Programs

Additive Technologies

3D printing is reshaping the manufacturing industry by enhancing tool and fixture
development, reducing prototyping costs, and optimizing part production. Our Additive Technology Adoption Program offers comprehensive 3D printing support to small and medium-sized Connecticut manufacturers, through demonstrations, training and adoption assistance.

Revolutionize Your Manufacturing with the Power of Additive

Harness the cost-effective efficiency of leading-edge equipment. Unleash the potential of novel materials that yield components surpassing even the most conventional manufacturing methods.

Maximizing Efficiency in Material & Energy Usage

Embrace 3D printing's waste-minimizing layers, saving energy and materials compared to traditional methods.

Accelerate Prototyping and Iteration Cycles

AM is your economical solution for rapid prototyping, delivering substantial cost savings compared to expensive CNC milling processes.

Streamlined Small Batch Production Efficiency

For small-batch needs, 3D printing offers unmatched speed and cost-efficiency, trumping traditional mold setups.

Technologies

01. Directed Energy Deposition

Direct Energy Deposition (DED) is an applied additive manufacturing technology that involves precisely depositing material, typically in the form of metal powders or wire, onto a substrate using a focused energy source, such as a laser (or electron beam). DED offers several key benefits, including the ability to repair and enhance existing components, build complex structures with reduced waste, and achieve high material efficiency. It is widely utilized in aerospace, automotive, and energy industries, revolutionizing manufacturing processes and enabling rapid prototyping, customization, cost-effective production of intricate metal parts, and efficient repair of damaged components. Hybrid DED - subtractive and additive - is a powerful tool.

02. Wire ARC ADDITIVE MANUFACTURING

This technology uses an electric arc as the heat source to melt wire when depositing material. WAAM enables the production of large-scale metal parts without traditional manufacturing bottlenecks. It's an efficient method for creating customized parts and repairing damaged components, offering reduced lead time and material waste compared to traditional manufacturing methods.

03. Binder Jetting

This approach uses an industrial printhead to selectively deposit a liquid binding agent onto a thin layer of powder particles to build one-of-a-kind complex parts and tooling. The combination of print media and binder is tailored to the individual application. Examples include: foundry sand, ceramics, metal or composites.

04. Bound Metal FUsed Filament Fabrication

Combining the principles of Metal Injection Molding (MIM) and Fused Filament Fabrication (FFF), this technology uses metal powder encapsulated in a wax matrix as its filament feedstock. This filament is extruded in the same way as a traditional polymer 3D printer would extrude plastic filament, the resulting green state part goes through a wash, then a sintering cycle.
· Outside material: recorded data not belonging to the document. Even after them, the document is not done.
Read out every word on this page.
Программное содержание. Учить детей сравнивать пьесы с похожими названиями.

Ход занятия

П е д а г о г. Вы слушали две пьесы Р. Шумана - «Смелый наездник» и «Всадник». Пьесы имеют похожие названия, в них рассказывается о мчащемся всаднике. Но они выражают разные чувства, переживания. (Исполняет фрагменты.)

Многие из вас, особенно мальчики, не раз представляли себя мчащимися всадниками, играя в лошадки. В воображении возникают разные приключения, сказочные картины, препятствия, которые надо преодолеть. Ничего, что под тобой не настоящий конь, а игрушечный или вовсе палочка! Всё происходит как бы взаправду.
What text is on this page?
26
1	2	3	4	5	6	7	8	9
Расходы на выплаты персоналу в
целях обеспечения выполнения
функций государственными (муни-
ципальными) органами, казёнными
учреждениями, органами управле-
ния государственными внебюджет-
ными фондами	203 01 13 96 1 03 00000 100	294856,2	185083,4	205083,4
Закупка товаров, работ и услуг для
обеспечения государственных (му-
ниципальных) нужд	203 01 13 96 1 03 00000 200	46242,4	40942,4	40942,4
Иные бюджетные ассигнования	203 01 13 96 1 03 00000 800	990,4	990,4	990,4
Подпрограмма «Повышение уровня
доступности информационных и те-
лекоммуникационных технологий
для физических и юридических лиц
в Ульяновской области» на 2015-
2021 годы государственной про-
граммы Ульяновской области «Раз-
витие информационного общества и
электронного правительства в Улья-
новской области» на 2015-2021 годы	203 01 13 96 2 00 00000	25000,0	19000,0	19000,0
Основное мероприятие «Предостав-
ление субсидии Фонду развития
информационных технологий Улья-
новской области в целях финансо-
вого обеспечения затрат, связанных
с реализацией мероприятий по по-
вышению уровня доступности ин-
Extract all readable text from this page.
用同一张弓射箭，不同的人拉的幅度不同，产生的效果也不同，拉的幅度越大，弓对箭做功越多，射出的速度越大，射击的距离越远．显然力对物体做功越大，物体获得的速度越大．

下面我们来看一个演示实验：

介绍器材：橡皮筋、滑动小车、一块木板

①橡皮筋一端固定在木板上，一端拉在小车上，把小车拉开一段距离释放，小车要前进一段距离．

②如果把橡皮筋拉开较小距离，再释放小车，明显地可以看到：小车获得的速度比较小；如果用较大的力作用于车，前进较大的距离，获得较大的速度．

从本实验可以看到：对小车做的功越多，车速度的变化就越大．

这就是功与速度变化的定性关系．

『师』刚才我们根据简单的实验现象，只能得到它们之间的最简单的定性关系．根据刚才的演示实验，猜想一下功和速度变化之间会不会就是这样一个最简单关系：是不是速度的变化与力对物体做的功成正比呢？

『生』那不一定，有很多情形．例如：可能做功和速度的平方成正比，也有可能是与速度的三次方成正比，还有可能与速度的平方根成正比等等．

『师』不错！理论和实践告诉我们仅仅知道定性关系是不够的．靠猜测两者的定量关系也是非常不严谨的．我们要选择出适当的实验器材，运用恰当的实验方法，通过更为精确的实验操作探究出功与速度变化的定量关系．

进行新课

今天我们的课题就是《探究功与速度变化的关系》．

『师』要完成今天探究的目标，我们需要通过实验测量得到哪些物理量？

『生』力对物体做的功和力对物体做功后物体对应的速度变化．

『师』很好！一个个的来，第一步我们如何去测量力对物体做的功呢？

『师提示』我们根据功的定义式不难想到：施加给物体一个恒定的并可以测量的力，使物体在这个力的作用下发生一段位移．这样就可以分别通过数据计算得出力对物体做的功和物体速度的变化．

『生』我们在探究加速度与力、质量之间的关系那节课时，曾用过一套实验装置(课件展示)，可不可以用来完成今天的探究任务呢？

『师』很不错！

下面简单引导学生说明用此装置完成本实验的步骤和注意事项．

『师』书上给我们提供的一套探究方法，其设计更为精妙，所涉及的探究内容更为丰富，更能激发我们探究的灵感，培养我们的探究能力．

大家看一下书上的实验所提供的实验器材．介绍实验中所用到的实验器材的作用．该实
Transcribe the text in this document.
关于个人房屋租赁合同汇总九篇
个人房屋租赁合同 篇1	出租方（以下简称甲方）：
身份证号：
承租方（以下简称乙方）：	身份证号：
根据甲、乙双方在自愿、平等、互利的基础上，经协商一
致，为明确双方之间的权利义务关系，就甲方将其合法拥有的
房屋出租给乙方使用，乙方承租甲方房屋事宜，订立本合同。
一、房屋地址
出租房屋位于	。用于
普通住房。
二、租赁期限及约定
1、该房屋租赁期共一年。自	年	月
Once sintered you will have a solid metal part. Examples include tooling, molds & dies, metal prototyping and even consumer ready end use parts. The most noteworthy benefit of this technology is its price point, being significantly less than other metal 3DP technologies such as SLM (Selective Laser Melting).

05. ADVANCED POLYMER 3DP Carbon fiber reinforced (CFR)

Strong, resilient, impact resistant, load bearing, are just a few key words that describe Carbon Fiber Reinforced 3D printed parts. This technology uses a Nylon print media with chopped carbon fiber, this composite matrix allows for the creation of strong end use parts. Additionally, continuous CRF enables the printing of parts with strength comparable to aluminum. Examples include molds and dies, load bearing and impact resistant parts. Furthermore, other engineering-grade materials enhance these 3D printed parts, offering features like flame retardancy and ESD resistance for electronic assemblies.

06. Advanced Polymer 3DP SLA (Stereolithography)

When precision matters SLA (stereolithography) shines. This technology uses photopolymer resins cured by light, in very fine layer increments to achieve geometries that are unimaginable through traditional subtractive manufacturing or even FDM 3D printing. An extensive catalog of engineering-grade materials caters to diverse applications, from flame-retardancy and ESD-resistant components to rigid and even flexible rubber-like parts. Examples include molds, dies, fixtures, end use consumer goods, prototyping, watertight components to applications in fashion and apparel allowing for small run customized items.